Mwanzo Millinga

“I handed them a frame they could hold however they liked, as a symbol of their confined, restricted life. I believe beauty is the product of two elements: inner beauty, which includes personality, intelligence, grace, politeness, charisma, integrity and elegance; and physical beauty, including health, youth, facial symmetry and complexion. Albinos are no exception to such criteria and deserve to be loved for what they are: beautiful.”

Born in June 1967, Mwanzo Millinga has been practicing photography since 1994 and currently teaches at the Flame Tree Media Trust in Dar es Salaam, Tanzania. An admirer of Picasso’s “tridimensional” paintings, he quotes Sebastião Salgado as one of his influences – particularly his work on Brazilian miners – together with Henri Cartier-Bresson, with whom he shares the quest for the “decisive moment”. He usually works with natural lighting, to render the atmosphere of the scenes he photographs at their best.

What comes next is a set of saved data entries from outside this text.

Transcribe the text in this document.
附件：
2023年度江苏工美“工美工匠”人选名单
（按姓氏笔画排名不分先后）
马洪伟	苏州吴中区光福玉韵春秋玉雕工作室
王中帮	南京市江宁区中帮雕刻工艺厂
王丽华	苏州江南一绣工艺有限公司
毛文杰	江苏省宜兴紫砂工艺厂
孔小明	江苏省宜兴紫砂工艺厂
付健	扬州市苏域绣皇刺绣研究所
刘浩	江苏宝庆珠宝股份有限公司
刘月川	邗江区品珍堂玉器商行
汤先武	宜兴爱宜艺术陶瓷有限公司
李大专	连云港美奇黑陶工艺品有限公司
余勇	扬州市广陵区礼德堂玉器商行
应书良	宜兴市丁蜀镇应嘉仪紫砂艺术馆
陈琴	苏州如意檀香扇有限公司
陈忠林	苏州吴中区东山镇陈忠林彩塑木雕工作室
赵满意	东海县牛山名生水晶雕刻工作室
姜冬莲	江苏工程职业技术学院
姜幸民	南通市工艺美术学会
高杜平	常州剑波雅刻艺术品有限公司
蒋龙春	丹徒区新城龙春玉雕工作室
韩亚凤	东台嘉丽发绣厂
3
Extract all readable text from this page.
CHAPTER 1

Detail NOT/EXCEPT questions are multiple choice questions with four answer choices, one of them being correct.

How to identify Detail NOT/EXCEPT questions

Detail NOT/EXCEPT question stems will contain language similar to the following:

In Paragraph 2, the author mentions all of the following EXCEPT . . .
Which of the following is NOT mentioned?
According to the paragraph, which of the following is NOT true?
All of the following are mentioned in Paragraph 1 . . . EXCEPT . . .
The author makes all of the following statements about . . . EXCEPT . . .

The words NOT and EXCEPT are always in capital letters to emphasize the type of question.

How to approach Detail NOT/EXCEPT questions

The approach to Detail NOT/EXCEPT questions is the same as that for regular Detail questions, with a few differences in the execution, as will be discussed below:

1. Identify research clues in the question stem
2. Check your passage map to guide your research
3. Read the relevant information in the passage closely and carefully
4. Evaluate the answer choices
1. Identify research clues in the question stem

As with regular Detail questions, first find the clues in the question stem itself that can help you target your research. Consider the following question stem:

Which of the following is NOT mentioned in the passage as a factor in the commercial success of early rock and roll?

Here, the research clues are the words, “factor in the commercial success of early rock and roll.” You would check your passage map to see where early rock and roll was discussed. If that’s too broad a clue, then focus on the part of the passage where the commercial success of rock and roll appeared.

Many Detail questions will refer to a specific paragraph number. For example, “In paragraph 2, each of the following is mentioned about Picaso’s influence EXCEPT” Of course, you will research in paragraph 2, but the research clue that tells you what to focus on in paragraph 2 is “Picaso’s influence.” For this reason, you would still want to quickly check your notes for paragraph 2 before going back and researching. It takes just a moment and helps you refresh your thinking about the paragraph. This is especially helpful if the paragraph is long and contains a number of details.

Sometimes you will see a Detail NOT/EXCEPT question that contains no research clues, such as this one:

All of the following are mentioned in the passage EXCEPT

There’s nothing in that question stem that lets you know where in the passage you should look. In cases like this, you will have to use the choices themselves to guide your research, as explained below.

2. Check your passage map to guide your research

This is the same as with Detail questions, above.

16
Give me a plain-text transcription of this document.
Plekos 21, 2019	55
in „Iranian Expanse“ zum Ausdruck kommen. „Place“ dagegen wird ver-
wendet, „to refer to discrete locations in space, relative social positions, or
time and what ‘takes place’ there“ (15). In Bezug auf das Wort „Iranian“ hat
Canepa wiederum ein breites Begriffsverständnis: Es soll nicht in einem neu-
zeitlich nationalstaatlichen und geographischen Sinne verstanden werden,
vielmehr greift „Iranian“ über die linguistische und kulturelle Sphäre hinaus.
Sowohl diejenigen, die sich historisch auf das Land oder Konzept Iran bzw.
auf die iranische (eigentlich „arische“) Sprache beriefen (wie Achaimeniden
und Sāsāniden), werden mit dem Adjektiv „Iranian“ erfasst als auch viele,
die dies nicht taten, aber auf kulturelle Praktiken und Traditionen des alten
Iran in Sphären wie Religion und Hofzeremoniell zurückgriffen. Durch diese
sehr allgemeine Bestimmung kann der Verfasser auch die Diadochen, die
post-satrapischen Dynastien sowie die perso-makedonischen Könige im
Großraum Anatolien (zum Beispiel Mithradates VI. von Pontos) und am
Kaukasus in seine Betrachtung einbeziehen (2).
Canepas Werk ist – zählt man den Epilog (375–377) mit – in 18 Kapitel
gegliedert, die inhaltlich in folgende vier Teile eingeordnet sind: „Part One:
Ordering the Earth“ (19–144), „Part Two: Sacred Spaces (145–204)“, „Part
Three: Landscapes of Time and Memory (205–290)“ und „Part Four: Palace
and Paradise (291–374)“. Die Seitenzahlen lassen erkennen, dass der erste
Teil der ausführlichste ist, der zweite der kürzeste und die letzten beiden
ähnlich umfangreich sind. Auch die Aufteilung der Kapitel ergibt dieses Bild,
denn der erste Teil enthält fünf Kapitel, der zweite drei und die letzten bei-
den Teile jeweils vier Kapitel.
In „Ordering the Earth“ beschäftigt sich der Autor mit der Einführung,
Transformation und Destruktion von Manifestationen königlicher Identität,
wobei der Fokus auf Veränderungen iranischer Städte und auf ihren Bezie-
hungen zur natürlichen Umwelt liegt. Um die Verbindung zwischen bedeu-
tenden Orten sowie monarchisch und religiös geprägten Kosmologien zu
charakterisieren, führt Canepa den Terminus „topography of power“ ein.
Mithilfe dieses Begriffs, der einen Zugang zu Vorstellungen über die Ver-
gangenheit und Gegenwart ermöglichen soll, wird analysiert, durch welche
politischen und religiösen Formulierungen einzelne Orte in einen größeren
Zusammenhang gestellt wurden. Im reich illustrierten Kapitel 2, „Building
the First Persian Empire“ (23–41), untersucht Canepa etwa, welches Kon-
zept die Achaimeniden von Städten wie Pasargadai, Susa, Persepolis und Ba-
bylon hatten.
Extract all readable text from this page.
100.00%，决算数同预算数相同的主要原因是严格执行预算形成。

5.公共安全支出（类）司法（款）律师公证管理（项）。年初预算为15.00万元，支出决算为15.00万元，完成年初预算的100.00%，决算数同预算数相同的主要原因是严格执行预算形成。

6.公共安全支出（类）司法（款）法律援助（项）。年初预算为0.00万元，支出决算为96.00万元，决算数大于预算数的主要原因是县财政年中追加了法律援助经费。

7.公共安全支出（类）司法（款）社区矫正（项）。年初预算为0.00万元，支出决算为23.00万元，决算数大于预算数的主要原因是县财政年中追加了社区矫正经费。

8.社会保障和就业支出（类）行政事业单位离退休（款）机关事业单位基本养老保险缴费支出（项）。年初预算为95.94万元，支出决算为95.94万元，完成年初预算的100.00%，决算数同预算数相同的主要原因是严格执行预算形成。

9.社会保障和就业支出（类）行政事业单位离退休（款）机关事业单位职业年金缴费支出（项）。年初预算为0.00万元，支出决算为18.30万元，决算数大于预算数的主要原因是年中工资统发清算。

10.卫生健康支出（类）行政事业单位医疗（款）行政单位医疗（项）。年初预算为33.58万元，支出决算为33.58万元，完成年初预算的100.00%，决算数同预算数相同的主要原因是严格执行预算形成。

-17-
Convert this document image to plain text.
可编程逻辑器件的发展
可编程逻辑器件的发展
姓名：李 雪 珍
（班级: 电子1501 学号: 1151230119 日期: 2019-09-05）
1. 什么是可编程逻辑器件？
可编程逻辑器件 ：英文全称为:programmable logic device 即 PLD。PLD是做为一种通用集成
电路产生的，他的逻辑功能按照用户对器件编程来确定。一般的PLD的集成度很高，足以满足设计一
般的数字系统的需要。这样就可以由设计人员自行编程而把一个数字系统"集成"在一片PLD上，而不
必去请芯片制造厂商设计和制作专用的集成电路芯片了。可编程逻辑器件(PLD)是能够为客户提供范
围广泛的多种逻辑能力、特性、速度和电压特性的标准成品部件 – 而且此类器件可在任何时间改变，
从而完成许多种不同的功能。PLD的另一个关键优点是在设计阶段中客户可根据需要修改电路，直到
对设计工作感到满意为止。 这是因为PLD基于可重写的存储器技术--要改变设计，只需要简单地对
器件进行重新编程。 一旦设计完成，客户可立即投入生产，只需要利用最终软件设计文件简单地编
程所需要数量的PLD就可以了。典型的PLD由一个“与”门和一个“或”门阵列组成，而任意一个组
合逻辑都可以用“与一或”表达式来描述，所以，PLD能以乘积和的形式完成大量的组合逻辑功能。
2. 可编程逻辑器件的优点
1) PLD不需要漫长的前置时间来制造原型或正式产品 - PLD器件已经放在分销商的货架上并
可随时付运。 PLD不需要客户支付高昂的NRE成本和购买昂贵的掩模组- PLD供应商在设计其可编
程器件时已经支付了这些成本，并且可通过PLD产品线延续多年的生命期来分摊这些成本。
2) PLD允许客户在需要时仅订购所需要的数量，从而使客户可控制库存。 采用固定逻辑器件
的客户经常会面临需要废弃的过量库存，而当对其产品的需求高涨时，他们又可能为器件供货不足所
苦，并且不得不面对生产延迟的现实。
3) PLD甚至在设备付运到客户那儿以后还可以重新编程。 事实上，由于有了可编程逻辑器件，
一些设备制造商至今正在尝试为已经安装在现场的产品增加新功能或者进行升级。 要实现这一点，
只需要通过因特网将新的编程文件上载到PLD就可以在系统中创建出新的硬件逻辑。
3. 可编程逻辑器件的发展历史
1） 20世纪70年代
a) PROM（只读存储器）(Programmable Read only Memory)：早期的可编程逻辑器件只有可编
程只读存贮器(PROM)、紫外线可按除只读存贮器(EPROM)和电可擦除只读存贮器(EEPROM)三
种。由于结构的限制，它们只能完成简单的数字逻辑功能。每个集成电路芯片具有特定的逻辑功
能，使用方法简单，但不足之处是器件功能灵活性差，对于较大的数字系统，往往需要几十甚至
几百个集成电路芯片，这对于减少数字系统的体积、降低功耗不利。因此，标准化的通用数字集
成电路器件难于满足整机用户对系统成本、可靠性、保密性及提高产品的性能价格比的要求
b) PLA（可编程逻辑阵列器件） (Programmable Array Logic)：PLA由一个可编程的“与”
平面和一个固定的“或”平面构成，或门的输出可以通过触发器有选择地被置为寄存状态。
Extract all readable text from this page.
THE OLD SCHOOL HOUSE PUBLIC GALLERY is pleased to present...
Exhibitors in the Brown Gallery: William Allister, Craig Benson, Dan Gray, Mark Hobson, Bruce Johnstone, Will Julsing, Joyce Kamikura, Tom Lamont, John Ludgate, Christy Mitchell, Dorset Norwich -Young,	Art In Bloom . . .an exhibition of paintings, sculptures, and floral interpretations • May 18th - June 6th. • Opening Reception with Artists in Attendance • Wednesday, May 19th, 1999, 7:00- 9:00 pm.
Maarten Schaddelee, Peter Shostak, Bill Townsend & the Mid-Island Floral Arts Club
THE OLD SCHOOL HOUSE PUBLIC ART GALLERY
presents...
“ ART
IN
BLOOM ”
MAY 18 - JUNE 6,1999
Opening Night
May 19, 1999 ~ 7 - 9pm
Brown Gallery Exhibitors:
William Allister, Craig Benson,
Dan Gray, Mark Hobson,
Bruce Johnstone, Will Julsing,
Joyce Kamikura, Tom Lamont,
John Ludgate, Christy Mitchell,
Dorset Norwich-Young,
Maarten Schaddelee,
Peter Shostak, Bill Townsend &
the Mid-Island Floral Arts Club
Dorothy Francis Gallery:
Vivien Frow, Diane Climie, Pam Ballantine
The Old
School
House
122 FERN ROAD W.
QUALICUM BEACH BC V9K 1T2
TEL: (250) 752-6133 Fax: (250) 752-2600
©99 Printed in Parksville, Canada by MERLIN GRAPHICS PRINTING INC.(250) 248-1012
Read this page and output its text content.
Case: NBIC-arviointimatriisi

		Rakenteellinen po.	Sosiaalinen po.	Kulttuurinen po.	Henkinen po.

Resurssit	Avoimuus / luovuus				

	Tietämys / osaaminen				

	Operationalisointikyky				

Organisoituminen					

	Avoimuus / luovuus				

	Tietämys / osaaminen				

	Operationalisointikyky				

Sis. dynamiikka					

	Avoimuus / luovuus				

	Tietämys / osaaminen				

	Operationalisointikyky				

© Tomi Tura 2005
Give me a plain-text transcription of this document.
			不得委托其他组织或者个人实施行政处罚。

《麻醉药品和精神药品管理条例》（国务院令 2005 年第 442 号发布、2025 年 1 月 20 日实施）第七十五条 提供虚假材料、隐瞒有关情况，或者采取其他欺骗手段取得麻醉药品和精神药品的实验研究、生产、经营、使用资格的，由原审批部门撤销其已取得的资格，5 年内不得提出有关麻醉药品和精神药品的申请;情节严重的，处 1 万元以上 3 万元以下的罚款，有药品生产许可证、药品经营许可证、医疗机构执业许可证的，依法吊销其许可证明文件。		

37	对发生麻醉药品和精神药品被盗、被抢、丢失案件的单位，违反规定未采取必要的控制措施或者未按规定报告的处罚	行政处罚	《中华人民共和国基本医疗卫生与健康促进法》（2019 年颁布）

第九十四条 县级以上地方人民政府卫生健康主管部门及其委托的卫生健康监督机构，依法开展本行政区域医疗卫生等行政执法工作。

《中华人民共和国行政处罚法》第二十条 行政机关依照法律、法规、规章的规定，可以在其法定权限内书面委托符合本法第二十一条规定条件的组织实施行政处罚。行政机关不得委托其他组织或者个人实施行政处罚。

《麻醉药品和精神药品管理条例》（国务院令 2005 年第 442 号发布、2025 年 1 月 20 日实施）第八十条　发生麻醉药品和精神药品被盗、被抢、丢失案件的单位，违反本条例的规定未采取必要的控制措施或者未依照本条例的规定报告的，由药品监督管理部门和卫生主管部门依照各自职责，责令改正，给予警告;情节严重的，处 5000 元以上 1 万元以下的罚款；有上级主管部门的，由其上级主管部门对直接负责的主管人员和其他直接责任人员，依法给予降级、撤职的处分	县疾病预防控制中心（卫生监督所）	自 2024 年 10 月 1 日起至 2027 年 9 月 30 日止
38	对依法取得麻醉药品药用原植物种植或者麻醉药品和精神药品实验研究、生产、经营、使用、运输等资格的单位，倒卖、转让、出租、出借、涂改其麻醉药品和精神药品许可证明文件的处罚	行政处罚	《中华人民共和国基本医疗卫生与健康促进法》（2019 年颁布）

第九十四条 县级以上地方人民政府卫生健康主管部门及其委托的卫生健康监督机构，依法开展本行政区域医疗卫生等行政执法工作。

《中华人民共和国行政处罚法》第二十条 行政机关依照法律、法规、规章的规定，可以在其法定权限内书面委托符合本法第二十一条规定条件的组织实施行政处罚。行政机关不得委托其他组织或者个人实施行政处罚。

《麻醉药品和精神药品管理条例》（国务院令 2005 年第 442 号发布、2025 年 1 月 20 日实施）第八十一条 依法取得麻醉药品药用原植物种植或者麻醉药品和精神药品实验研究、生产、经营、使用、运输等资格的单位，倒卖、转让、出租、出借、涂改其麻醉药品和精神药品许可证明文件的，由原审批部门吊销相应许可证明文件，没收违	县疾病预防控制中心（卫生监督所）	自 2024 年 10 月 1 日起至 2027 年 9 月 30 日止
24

“It’s because I admired their beauty that I was driven to photograph people who suffer from albinism, a hereditary pigmentation defect characterised by extremely pale hair, eyes and skin. Due to their fragile nature, they often die around the age of 40, usually from skin cancer or sunburn. They are also affected by other ailments such as nystagmus, a form of short, discontinuous involuntary eye movements. They are persecuted in countries such as Tanzania, where the belief that albinos have magical powers still lives on. In the Great Lakes region bordering Burundi, charlatans peddle charms and potions to miners and fishermen, made out of bits of albino skin, hair or body parts with the promise of striking gold or making a miraculous catch. To secure source material for their ghastly business, witchdoctors pay killers to track down albinos all over the country.

Some 57 people with albinism have been murdered in Tanzania in recent years. Living in permanent insecurity, the albinos of this country have no choice but to stay inside their homes, unable to work or sustain themselves. So I went to document those who ran away from their homes and found refuge at the Kabanaga Disabled Centre in Kasulu, Kigoma Province.